I think a regulator is significantly helpful when firing with small
tanks. I recommend using one.
I had Marc Ward build a two burner system for me that hooks up to
three 20# tanks pf propane. I teach
a summer workshop in Red Lodge, MT
which is at 6000 ft. about sea level. I fire two fiber kilns
simultaneously for two days with one burner each.
I fire at 2.5-3 pounds pressure. My kilns reach temperature in 15-20
minutes after the initial first firing.
I also use both burners to fire my larger pulley kiln in Billings at
3000 Ft. above sea level.
When the tanks get below 1/2- 1/3 full, that start to show a little
frost line but that is usually after a day of firing or more.
I can fire them down to two pounds or almost empty. The gas company
employee where I refill them,
is always amazed that they are exactly the same to fill up..
Marcia Selsor
http://marciaselsor.com
On Mar 30, 2006, at 7:54 AM, Cindy Bracker wrote:
> Dave and I have both spoken to Marc Ward as well our local Heetco
> (propane supplier) franchise. The ultimate findings are:
> A 20# tank has 20# of LP Gas in it. A 30# tank has 30# of LP Gas in
> it. When brand new and completely full, a 30# tank DOES have more
> pressure than a 20# tank, for about an instant once you turn it on.

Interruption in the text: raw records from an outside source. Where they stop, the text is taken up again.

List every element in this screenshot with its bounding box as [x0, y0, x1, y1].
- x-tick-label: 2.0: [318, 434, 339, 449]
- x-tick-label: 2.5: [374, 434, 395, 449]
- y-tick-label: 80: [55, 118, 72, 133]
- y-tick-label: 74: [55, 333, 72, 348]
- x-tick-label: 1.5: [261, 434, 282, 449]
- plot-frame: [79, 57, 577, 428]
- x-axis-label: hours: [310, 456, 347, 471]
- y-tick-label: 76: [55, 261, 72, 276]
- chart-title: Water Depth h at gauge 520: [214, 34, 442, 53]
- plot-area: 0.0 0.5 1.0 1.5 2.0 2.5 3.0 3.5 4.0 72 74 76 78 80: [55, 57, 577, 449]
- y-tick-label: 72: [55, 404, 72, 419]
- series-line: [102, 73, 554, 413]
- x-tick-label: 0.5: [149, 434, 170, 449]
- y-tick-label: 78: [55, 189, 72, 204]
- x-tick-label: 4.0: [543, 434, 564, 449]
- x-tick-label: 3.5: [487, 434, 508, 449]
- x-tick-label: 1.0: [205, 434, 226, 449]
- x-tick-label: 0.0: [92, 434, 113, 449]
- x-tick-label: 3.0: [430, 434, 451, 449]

> At that point, the issue of the tank's ability to fuel a burner and
> get a kiln up to temperature has less to do with the pressure in the
> tank and more to do with the ability of the gas in the tank to make
> up the loss of vapor. (The loss rate is dependent primarily on the
> burner, but also on the current atmospheric pressure and the
> temperature of the tank.) Because of the increased VOLUME of Propane
> in a 30# tank, it can make up for the loss from combustion faster
> than a 20# tank can, and therefore does not freeze up as fast. What
> this means is that you must use the proper tank size for the burner
> that you are using. (Any propane dealer will have a chart that will
> help you determine what size tank you need for your burner,
> elevation, temperature and necessary BTU output.) You must also
> factor in the weather where you are located. For instance, if you
> are in Minnesota in January you will need a larger tank (or smaller
> burner that is still adequate for the kiln that you are using) than
> you would if you were in Arizona in January. Similarly, your
> elevation will also factor in to the size tank you need. If you are
> at a higher elevation, you will need a larger tank than at sea level.
> This research, along with the very helpful information from William
> Schran, has led Bracker's to order a 100,000 BTU burner to test in
> our Raku set-up. I, personally, feel strongly that it probably will
> work just as well on the larger tanks and will enable people to use
> the smaller, more convenient 20# tanks. If anyone on Clayart would
> like to hear the results, please e-mail me off list. As soon as
> we've done the tests (probably won't be until May or June when my in-
> laws are taking my kids for the weekend), I'll e-mail you privately
> (unless a whole bunch of people are interested, in which case, I'll
> just post it here)
> Thank you to everyone who posted information and suggestions. I take
> everyone's opinion seriously when it comes to product improvement.
> Cindy
>
>
> Cindy Bracker
> Bracker's Good Earth Clays, Inc.
> 888-822-1982
> http://www.brackers.com
>
>
> On Mar 28, 2006, at 5:19 PM, dewitt wrote:
>
>>
>> I suggest you contact Marc Ward to discuss this. His website is
>> http://www.wardburner.com/ and you can find his email address there.
>> Feel free to copy any of my text on the issue to him. I'm confident
>> that a 30# tank doesn't provide more pressure than a 20# tank and
>> that
>> two 20# tanks ganged together properly will provide at least as much
>> pressure / flow rate as a 30# tank, but I can't say that I'm an
>> expert
>> and doubt that my opinion will carry much weight with you in any
>> case.
>> However, your customers deserve accurate info and you certainly
>> don't
>> want to post questionable info to Clayart.